Although image search has become a popular feature in many search engines, including Yahoo, MSN, Google, etc., the majority of image searches use little, if any, image information to rank the images. Instead, commonly only the text on the pages in which the image is embedded (text in the body of the page, anchor-text, image name, etc) is used.
In this paper, Yushi Jing and Shumeet Baluja propose an algorithm similar to PageRank that uses the similarity between images as implicit votes. "We cast the image-ranking problem into the task of identifying authority nodes on an inferred visual similarity graph and propose an algorithm to analyze the visual link structure that can be created among a group of images. Through an iterative procedure based on the PageRank computation, a numerical weight is assigned to each image; this measures its relative importance to the other images being considered." The paper assumes that people are more likely to go from an image to other similar images. "By treating images as web documents and their similarities as probabilistic visual hyperlinks, we estimate the likelihood of images visited by a user traversing through these visual-hyperlinks. Those with more estimated visits will be ranked higher than others."

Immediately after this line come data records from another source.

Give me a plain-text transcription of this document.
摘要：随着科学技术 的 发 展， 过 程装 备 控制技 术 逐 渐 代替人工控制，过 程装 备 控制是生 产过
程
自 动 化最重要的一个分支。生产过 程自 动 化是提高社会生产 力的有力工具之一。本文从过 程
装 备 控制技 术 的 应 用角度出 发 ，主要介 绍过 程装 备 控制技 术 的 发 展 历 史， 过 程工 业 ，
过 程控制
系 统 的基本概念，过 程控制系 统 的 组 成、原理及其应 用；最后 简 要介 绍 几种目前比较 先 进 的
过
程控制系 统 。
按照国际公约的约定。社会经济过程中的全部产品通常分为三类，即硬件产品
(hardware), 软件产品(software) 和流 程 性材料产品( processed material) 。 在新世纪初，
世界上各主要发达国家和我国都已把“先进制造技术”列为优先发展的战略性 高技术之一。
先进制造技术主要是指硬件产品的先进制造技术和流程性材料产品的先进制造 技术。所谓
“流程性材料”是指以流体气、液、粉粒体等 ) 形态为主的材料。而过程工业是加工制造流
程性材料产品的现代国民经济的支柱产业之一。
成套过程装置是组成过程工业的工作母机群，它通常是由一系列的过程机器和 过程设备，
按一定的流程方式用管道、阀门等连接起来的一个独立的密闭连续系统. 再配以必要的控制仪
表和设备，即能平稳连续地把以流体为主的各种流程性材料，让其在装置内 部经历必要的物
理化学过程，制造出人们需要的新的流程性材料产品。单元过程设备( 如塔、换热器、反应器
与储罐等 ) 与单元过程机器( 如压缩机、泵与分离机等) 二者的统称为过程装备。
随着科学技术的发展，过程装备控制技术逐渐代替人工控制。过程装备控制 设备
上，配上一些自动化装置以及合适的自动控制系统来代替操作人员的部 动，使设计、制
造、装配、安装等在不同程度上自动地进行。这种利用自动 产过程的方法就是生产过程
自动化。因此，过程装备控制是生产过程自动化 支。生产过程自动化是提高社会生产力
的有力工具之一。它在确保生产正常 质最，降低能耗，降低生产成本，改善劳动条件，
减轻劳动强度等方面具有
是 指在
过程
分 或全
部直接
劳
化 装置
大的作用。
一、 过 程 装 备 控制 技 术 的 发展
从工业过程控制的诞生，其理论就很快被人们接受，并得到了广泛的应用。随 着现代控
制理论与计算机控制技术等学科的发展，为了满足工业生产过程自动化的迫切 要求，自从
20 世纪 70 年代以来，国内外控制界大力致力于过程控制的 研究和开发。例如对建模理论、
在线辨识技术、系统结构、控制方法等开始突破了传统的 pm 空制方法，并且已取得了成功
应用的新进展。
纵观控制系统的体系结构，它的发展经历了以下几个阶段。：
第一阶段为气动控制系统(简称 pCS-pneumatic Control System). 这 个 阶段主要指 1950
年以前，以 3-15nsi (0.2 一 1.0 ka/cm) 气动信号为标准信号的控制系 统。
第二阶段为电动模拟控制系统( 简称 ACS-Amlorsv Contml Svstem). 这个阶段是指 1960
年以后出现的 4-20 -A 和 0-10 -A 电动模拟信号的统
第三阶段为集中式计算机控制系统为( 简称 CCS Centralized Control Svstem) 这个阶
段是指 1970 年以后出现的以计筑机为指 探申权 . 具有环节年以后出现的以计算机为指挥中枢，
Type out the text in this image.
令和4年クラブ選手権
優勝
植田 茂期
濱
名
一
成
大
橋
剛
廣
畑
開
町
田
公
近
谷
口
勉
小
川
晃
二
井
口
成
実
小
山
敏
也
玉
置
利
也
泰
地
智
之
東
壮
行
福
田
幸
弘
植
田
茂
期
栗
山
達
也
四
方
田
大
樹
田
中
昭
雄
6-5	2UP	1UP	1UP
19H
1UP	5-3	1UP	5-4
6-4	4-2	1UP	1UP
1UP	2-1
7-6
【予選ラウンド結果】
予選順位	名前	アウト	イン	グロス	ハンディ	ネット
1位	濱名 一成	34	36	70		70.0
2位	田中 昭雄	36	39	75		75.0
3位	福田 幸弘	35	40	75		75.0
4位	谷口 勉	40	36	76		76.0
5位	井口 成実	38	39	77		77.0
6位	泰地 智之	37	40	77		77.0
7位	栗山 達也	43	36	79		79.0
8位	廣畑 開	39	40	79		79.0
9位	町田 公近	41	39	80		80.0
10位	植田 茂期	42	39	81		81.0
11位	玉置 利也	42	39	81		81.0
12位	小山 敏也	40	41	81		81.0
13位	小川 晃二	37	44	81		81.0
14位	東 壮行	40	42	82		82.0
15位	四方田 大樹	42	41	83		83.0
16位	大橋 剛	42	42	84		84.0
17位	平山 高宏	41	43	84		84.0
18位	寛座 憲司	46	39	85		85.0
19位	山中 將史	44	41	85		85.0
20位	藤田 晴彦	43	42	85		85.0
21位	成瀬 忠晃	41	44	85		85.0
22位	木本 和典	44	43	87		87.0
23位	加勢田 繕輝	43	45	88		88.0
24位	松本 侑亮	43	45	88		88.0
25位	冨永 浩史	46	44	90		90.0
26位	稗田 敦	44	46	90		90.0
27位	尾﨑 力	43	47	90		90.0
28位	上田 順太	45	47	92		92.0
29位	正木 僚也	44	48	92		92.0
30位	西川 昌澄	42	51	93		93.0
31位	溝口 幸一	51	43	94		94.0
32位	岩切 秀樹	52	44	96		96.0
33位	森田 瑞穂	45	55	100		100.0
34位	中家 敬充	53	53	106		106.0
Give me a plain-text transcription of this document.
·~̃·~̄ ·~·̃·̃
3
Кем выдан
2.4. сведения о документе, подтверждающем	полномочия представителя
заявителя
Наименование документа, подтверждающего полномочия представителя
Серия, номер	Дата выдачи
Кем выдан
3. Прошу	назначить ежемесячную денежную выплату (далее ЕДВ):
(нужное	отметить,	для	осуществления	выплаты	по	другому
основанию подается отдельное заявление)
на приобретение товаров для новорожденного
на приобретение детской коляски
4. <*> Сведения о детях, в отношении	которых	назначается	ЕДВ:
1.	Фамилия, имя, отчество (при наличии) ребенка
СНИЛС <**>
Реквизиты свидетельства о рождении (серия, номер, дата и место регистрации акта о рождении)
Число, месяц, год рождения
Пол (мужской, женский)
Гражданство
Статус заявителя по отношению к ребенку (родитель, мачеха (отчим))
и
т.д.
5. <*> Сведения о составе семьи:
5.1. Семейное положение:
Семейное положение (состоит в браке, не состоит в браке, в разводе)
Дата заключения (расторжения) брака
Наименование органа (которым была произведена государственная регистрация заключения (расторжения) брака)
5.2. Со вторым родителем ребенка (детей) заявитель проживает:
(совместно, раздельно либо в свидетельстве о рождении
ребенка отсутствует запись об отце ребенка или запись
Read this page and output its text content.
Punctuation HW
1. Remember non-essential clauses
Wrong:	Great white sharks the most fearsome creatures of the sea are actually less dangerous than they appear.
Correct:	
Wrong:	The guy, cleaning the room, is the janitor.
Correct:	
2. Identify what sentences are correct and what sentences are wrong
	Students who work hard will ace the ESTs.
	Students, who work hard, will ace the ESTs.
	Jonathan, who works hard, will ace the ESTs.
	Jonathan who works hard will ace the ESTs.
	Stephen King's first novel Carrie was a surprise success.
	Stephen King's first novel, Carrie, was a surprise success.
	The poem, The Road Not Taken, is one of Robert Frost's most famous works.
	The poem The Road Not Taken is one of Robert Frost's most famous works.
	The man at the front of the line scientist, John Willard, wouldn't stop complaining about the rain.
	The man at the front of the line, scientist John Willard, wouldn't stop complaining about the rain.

The system was tested on the most popular 2000 queries from Google Image Search on July 23rd, 2007, by applying the algorithm to the top 1000 results produced by Google's search engine and the results are promising: users found 83% less irrelevant images in the top 10 results, from 2.83 results in the current Google search engine to 0.47.
Shown here is a similarity graph generated from the top 1000 search results of "Mona-Lisa". The largest two images contain the highest rank.